While Guam EPA agreed with the OPA that they need to promulgate the rules and regulations in a July 28 letter to the OPA, deputy administrator Yvette Cruz stated, "We are concerned as to the constantly changing direction of this audit report and we believe that since our administration of the RRF in 2011, the fund has only been used in the best interest of the territory and in accordance with the intent of the law. We will continue to implement the RRF law in the best interest of our community." Senator Respicio stresses that the audit however is in no way an indictment of Guam EPA administrator Eric Palacios or his staff.
Instead, Respicio is requesting that if the expenditures were, in fact, spent in accordance with the law that the rules and regulations reflect instances such as travel. "I want to be clear that I don't think the results of the audit is an indictment of the Guam Environmental Protection Agency I just think that what the public auditor is suggesting should really be of concern to those individuals at EPA, particularly the administrator and that they have to submit the rules and regs."

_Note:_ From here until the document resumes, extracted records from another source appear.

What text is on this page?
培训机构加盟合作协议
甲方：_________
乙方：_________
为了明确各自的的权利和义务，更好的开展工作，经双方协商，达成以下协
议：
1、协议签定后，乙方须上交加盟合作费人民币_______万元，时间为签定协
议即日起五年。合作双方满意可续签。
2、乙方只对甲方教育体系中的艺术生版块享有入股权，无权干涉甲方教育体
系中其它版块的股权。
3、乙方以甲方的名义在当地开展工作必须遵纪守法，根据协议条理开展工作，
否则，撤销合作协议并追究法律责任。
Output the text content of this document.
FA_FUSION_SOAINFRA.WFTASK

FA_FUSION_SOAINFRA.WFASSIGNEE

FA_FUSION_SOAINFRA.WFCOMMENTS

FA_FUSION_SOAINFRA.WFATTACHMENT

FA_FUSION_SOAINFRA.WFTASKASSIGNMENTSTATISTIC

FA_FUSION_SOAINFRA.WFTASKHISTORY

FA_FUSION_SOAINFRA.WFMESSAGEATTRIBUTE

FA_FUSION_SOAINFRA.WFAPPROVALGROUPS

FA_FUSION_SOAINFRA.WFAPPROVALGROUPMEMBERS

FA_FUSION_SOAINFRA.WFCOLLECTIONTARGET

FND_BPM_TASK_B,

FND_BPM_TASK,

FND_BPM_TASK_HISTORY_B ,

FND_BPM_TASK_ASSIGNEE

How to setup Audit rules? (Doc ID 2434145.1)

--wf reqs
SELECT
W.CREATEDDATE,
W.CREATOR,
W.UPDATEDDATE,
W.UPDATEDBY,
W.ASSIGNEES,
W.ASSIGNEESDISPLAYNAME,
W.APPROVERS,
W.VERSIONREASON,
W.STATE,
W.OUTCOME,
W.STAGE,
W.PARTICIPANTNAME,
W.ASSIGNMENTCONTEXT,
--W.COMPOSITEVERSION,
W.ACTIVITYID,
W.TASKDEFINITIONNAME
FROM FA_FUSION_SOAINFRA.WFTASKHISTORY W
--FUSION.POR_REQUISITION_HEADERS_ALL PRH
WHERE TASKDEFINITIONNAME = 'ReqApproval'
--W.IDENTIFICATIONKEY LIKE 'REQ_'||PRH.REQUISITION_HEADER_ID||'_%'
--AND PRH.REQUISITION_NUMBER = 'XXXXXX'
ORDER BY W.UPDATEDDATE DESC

Senator Respicio says the rules and regulations are important to eliminate any ambiguity so that issues such as travel expenditures are not questioned, noting, "One can argue the benefits of those participations and that was not my focus my focus was to ask the public auditor if those expenditures were appropriate."
As a result of the lack of rules and regulations the OPA recommended that the Guam EPA place a moratorium on all RRF spending until the law is followed. Respicio says that Palacios should heed the recommendation from the OPA as the OPA will take a deeper look into the spending.
The Guam EPA's board meeting is scheduled for the 20th at 4pm.